Batch Transform Jobs and SageMaker Endpoints are both used for inference in SageMaker but serve different purposes. Batch Transform is designed for offline inference, making predictions on large datasets stored in S3, and is ideal for bulk processing where low latency is not critical. Once the job is completed, the resources are released, making it cost-effective for sporadic workloads. SageMaker Endpoints are used for real-time inference, providing low-latency predictions suitable for applications requiring immediate responses. Endpoints remain active while deployed, making them better suited for continuous and steady traffic but potentially more costly due to ongoing resource usage.

We will use batch transform job as an example in this notebook.

In [None]:
# Step 2: Now you can use this model package ARN to create your model
model_package_arn = create_model_pkg_response['ModelPackageArn']
create_model_response = sagemaker.create_model(
    ModelName=f"{classification_training_job_name}-model",  # You can customize this name
    ExecutionRoleArn=sm_role_arn,
    PrimaryContainer={
        'ModelPackageName': model_package_arn
    },
    EnableNetworkIsolation=True, # EnableNetworkIsolation must be true for using product from AWS Marketplace.
)

print(f"Created model: {create_model_response['ModelArn']}")

In [None]:
# Step 3: Create SageMaker batch transform job
batch_job_name = "defect-detection-class-"+datetime.datetime.now().strftime('%Y-%m-%d-%H-%M-%S')

#############################################
# Change to your input/output data S3 path  #
#############################################
s3_input_data = "s3://<Specify-s3-path-to-test-images>"
s3_output_path = "s3://<Specify-s3-path-to-store-transform-output>"

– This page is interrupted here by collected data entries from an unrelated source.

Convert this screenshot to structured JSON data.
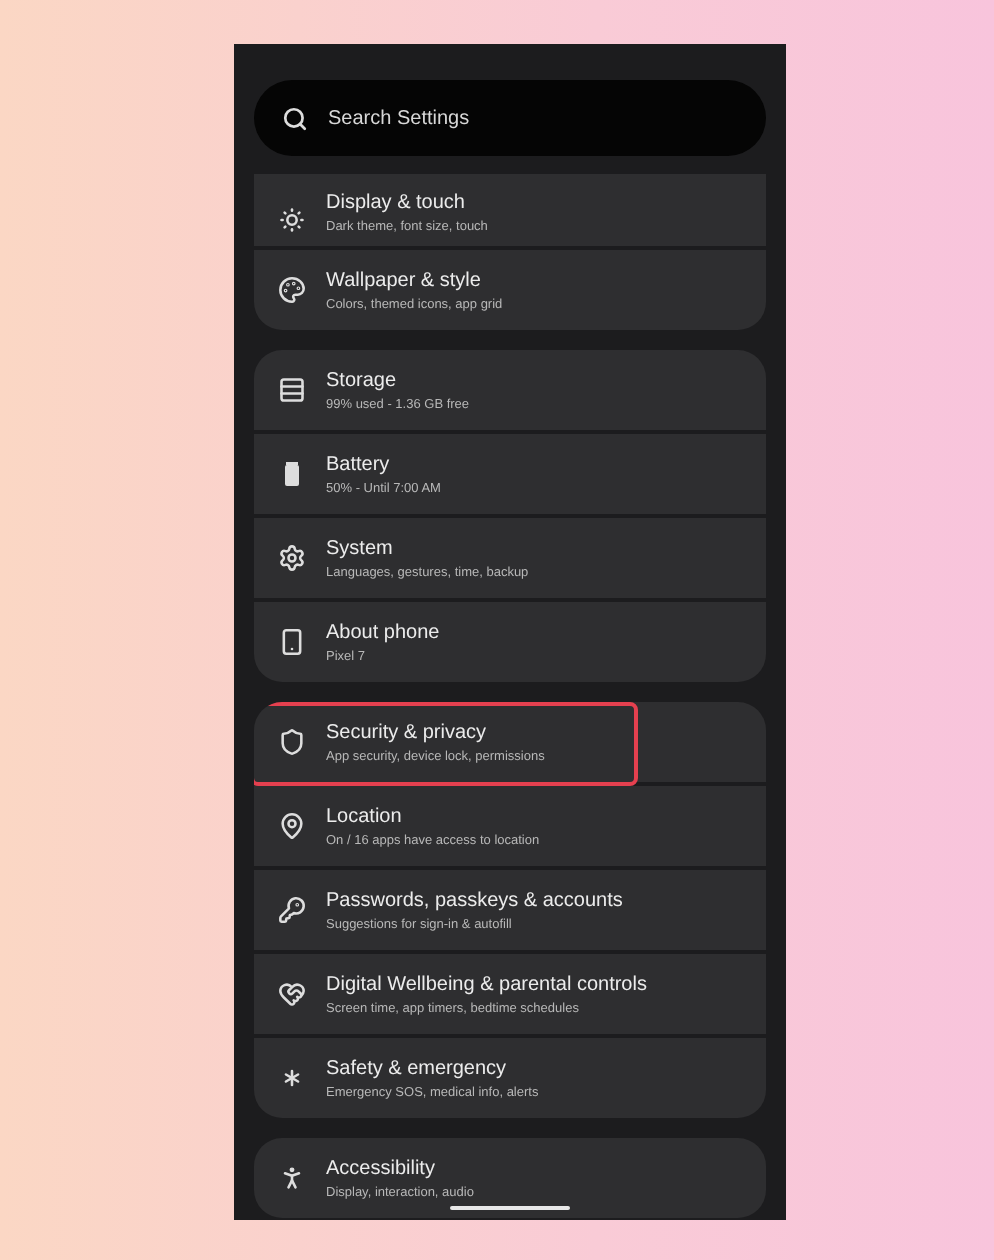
{
  "search": {
    "placeholder": "Search Settings"
  },
  "groups": [
    {
      "items": [
        {
          "title": "Display & touch",
          "subtitle": "Dark theme, font size, touch",
          "highlighted": false
        },
        {
          "title": "Wallpaper & style",
          "subtitle": "Colors, themed icons, app grid",
          "highlighted": false
        }
      ]
    },
    {
      "items": [
        {
          "title": "Storage",
          "subtitle": "99% used - 1.36 GB free",
          "highlighted": false
        },
        {
          "title": "Battery",
          "subtitle": "50% - Until 7:00 AM",
          "highlighted": false
        },
        {
          "title": "System",
          "subtitle": "Languages, gestures, time, backup",
          "highlighted": false
        },
        {
          "title": "About phone",
          "subtitle": "Pixel 7",
          "highlighted": false
        }
      ]
    },
    {
      "items": [
        {
          "title": "Security & privacy",
          "subtitle": "App security, device lock, permissions",
          "highlighted": true
        },
        {
          "title": "Location",
          "subtitle": "On / 16 apps have access to location",
          "highlighted": false
        },
        {
          "title": "Passwords, passkeys & accounts",
          "subtitle": "Suggestions for sign-in & autofill",
          "highlighted": false
        },
        {
          "title": "Digital Wellbeing & parental controls",
          "subtitle": "Screen time, app timers, bedtime schedules",
          "highlighted": false
        },
        {
          "title": "Safety & emergency",
          "subtitle": "Emergency SOS, medical info, alerts",
          "highlighted": false
        }
      ]
    },
    {
      "items": [
        {
          "title": "Accessibility",
          "subtitle": "Display, interaction, audio",
          "highlighted": false
        }
      ]
    }
  ]
}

batch_transform_response = sagemaker.create_transform_job(
    TransformJobName=batch_job_name,
    ModelName=create_model_response['ModelArn'].split("/")[-1],
    MaxConcurrentTransforms=1,  # Adjust based on your workload
    TransformInput={
        'DataSource': {
            'S3DataSource': {
                'S3DataType': 'S3Prefix',
                'S3Uri': s3_input_data
            }
        },
        'ContentType': 'image/jpeg',
    },
    TransformOutput={
        'S3OutputPath': s3_output_path
    },
    TransformResources={
        'InstanceType': 'ml.c5.2xlarge',
        'InstanceCount': 1
    }
)

In [None]:
# Waiting for batch transform job to complete
while True:
    batch_response = sagemaker.describe_transform_job(
        TransformJobName=batch_job_name
    )
    if batch_response['TransformJobStatus'] == 'InProgress':
        print(".", end='')
    elif batch_response['TransformJobStatus'] == 'Completed':
        print("Completed")
        break
    elif batch_response['TransformJobStatus'] == 'Failed':
        print("Failed")
        break
    else:
        print("?", end='')
    time.sleep(60)

After batch transform job completed successfully, going to S3 output path specified in the job. There would be a output file format like `{image-file-name}.out`. For example, we were using `anomaly-1.jpg`, so there is a file in `s3_output_path` called `anomaly-1.jpg`. Below is the content inside the file:

```
{"Source": {"Type": "direct"}, "IsAnomalous": true, "Confidence": 0.9378743361326908}
```

So the result is anomaly and confidence score is 0.9378743361326908.